Le ministre de la Jeunesse, de la Culture et de la Communication, Mohamed Mehdi Bensaïd, signe un nouvel essai intitulé “Culture..Une ambition marocaine”, dans lequel il expose une vision structurée de la politique culturelle nationale. À travers cet ouvrage, il plaide pour une reconnaissance pleine et entière de la culture comme facteur de souveraineté, de cohésion sociale et de création de richesse, en faisant des industries culturelles et créatives l’un des moteurs du développement du Maroc.

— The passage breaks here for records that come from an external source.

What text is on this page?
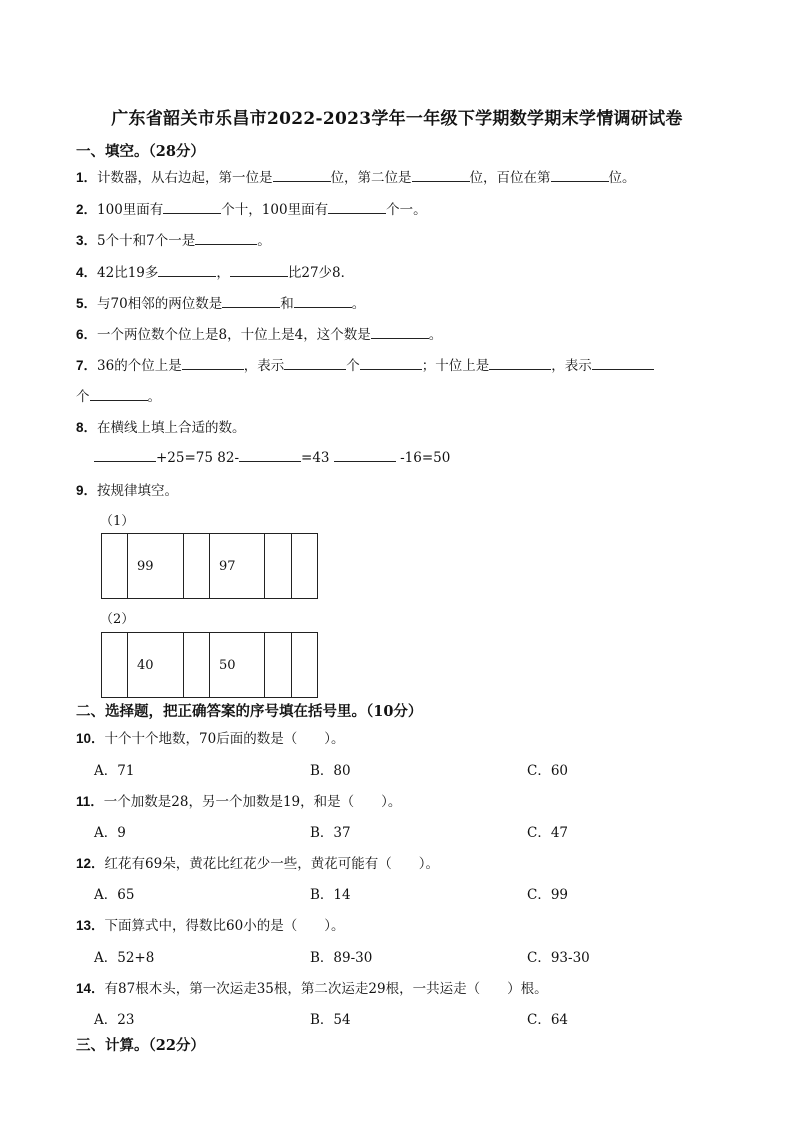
广东省韶关市乐昌市2022-2023学年一年级下学期数学期末学情调研试卷
一、填空。（28分）
1．计数器，从右边起，第一位是	位，第二位是	位，百位在第	位。
2．100里面有	个十，100里面有	个一。
3．5个十和7个一是	。
4．42比19多	，	比27少8．
5．与70相邻的两位数是	和	。
6．一个两位数个位上是8，十位上是4，这个数是	。
7．36的个位上是	，表示	个	；十位上是	，表示
个	。
8．在横线上填上合适的数。
+25=75 82-	=43	-16=50
9．按规律填空。
（1）
	99		97		
（2）
	40		50		
二、选择题，把正确答案的序号填在括号里。（10分）
10．十个十个地数，70后面的数是（　　）。
A．71	B．80	C．60
11．一个加数是28，另一个加数是19，和是（　　）。
A．9	B．37	C．47
12．红花有69朵，黄花比红花少一些，黄花可能有（　　）。
A．65	B．14	C．99
13．下面算式中，得数比60小的是（　　）。
A．52+8	B．89-30	C．93-30
14．有87根木头，第一次运走35根，第二次运走29根，一共运走（　　）根。
A．23	B．54	C．64
三、计算。（22分）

Publié dans la collection Les Cahiers de la Croisée des chemins, le livre paraît simultanément en arabe et en français. Il est préfacé par Audrey Azoulay, directrice générale de l’UNESCO, et traduit par Mohamed Akrou.

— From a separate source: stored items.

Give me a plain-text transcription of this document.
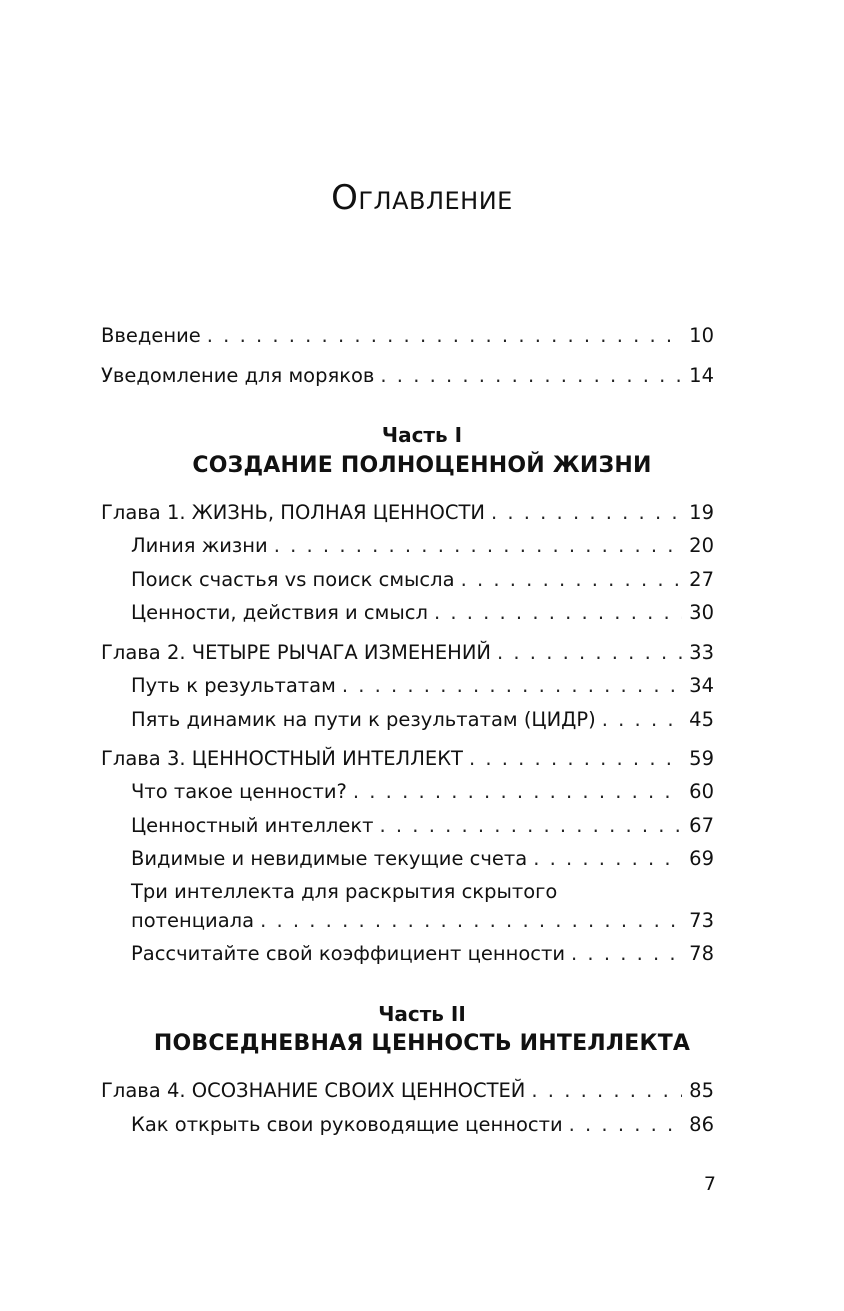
Оглавление
Введение . . .	10
Уведомление для моряков . . .	14
Часть I
СОЗДАНИЕ ПОЛНОЦЕННОЙ ЖИЗНИ
Глава 1. ЖИЗНЬ, ПОЛНАЯ ЦЕННОСТИ . . .	19
Линия жизни . . .	20
Поиск счастья vs поиск смысла . . .	27
Ценности, действия и смысл . . .	30
Глава 2. ЧЕТЫРЕ РЫЧАГА ИЗМЕНЕНИЙ . . .	33
Путь к результатам . . .	34
Пять динамик на пути к результатам (ЦИДР) . . .	45
Глава 3. ЦЕННОСТНЫЙ ИНТЕЛЛЕКТ . . .	59
Что такое ценности? . . .	60
Ценностный интеллект . . .	67
Видимые и невидимые текущие счета . . .	69
Три интеллекта для раскрытия скрытого
потенциала . . .	73
Рассчитайте свой коэффициент ценности . . .	78
Часть II
ПОВСЕДНЕВНАЯ ЦЕННОСТЬ ИНТЕЛЛЕКТА
Глава 4. ОСОЗНАНИЕ СВОИХ ЦЕННОСТЕЙ . . .	85
Как открыть свои руководящие ценности . . .	86
7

S’appuyant sur son expérience gouvernementale, Mohamed Mehdi Bensaïd développe une réflexion qui dépasse le seul champ culturel pour interroger la place de la culture dans le projet national. Son analyse s’articule autour de trois axes majeurs : faire de la culture le socle de la marocanité (“tamghrabit”), mettre en valeur la pluralité des composantes identitaires du Royaume et faire des industries culturelles et créatives un véritable levier de croissance, d’innovation et d’emploi.
Pour l’auteur, la dynamique de transformation que connaît le Maroc repose autant sur ses infrastructures et ses investissements que sur son capital immatériel. Dans cette perspective, la culture occupe une place centrale. Elle irrigue aussi bien le patrimoine que la création contemporaine et mérite, selon lui, de devenir un pilier des politiques publiques face aux mutations économiques, géopolitiques et climatiques.
L’ouvrage met ainsi en lumière le potentiel des industries culturelles et créatives comme vecteurs d’innovation, d’attractivité et de création d’emplois qualifiés. Au-delà de la préservation du patrimoine, Mohamed Mehdi Bensaïd défend une approche dans laquelle la culture devient un investissement d’avenir, au service de la compétitivité économique, du renforcement de la cohésion sociale et du rayonnement international du Royaume.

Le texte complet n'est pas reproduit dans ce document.